The distribution split reflected that gap. Airbnb drove roughly 55% of revenue, VRBO 20%, Booking.com 5%. Some direct bookings came through — phone calls, repeat guests reaching out — but online direct sat at just 2.4%. There was no system connecting guest data, communication, and conversion into something that could compound.

The shift

In early 2025, that changed. Justin built out a direct booking infrastructure that unified everything — guest data, email communication, booking flow — into a single system. Instead of investing in paid acquisition, the strategy was to activate what already existed: the Facebook community became a primary engagement channel, and the past guest database was reactivated through consistent, structured email campaigns.

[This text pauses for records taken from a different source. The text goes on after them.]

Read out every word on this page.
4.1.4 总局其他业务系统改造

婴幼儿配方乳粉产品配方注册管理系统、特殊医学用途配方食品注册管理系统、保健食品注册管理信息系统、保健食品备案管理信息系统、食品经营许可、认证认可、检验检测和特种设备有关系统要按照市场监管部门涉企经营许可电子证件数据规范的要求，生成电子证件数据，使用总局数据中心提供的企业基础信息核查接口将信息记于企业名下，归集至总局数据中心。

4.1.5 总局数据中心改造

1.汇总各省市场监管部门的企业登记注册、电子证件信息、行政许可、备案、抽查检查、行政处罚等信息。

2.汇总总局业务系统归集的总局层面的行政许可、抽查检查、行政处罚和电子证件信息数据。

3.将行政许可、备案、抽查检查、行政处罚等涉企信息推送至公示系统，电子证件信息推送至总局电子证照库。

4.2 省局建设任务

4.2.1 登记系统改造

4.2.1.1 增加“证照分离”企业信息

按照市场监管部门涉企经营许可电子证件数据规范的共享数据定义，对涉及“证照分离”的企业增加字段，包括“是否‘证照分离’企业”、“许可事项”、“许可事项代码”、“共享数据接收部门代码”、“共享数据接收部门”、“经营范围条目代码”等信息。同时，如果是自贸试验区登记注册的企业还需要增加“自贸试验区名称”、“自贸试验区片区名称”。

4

You don't need a massive marketing budget to grow direct bookings. You need an audience you actually engage with.

The results were not gradual. Online direct revenue went from approximately $5,800 per month to nearly $74,800 — a trajectory that surprised even Justin. Over 11 months, the direct channel generated $785,813 across 224 bookings, with online direct contribution climbing from 2.4% to 15.7% of total revenue.

But it wasn't just volume. The nature of the bookings changed. High-value reservations started flowing through the direct channel, including individual bookings as large as $20,000. That signaled something beyond channel efficiency — it was a shift in trust.

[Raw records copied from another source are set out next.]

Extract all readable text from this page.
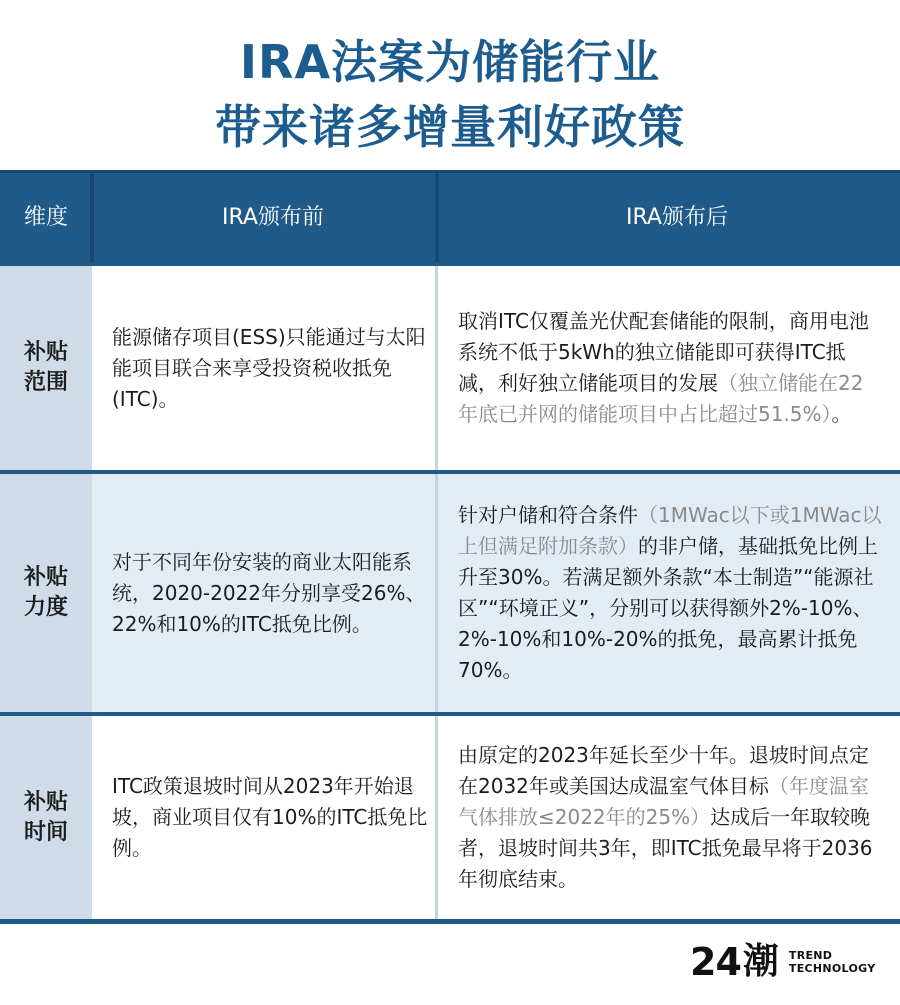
IRA法案为储能行业
带来诸多增量利好政策
维度	IRA颁布前	IRA颁布后
补贴范围

能源储存项目(ESS)只能通过与太阳能项目联合来享受投资税收抵免(ITC)。

取消ITC仅覆盖光伏配套储能的限制，商用电池系统不低于5kWh的独立储能即可获得ITC抵减，利好独立储能项目的发展（独立储能在22年底已并网的储能项目中占比超过51.5%）。

补贴力度

对于不同年份安装的商业太阳能系统，2020-2022年分别享受26%、22%和10%的ITC抵免比例。

针对户储和符合条件（1MWac以下或1MWac以上但满足附加条款）的非户储，基础抵免比例上升至30%。若满足额外条款“本士制造”“能源社区”“环境正义”，分别可以获得额外2%-10%、2%-10%和10%-20%的抵免，最高累计抵免70%。

补贴时间

ITC政策退坡时间从2023年开始退坡，商业项目仅有10%的ITC抵免比例。

由原定的2023年延长至少十年。退坡时间点定在2032年或美国达成温室气体目标（年度温室气体排放≤2022年的25%）达成后一年取较晚者，退坡时间共3年，即ITC抵免最早将于2036年彻底结束。

24 潮 TREND
TECHNOLOGY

"There was definitely a moment where it clicked for us," Justin recalls. "During one of our peak months, we received a congratulatory note recognizing the performance, and that was when we stepped back and realized something significant had shifted."

What direct actually changes

The financial impact was straightforward: eliminating OTA commissions on direct bookings improved margins by up to 15 percentage points per reservation. For a lean operation without the buffer of a large portfolio, that goes directly to the bottom line.

But Justin is more interested in what changed structurally. When a guest books through an OTA, the platform owns the relationship. When they book direct, Justin's team owns it — the data, the communication history, the ability to follow up, to offer a return stay, to build something that compounds over time.

Direct bookings aren't just about avoiding OTA fees. They fundamentally change the relationship model — you build a direct line with your guests that compounds over time into trust, repeat stays, and long-term value.

The team now adds up to 800 new contacts per month through guest capture and data enrichment — turning every stay, regardless of which channel it was booked through, into future direct demand.

OTAs are a tool, not a strategy

Despite the growth, Justin is clear-eyed about the role OTAs play. He's not trying to eliminate them. Airbnb and VRBO remain core demand drivers, particularly for first-time guests discovering the Smokies.

"OTAs are a great tool, but they shouldn't be your entire business," he says. "The goal is to use them, not depend on them."

The broader trajectory backs that up. Smoky Mountain Vacation Cabins grew 372% from 2023 to 2024, and another 176% from 2024 to 2025, alongside a strategic push into the luxury segment. Direct bookings are one layer of that growth — but increasingly, the highest-margin layer.

For a 32-property operator with no marketing department, the lesson is simple: the audience was always there. What was missing was the infrastructure to turn it into a business.

Growth doesn't come from doing more of the same. It comes from taking control of the parts of your business you used to outsource.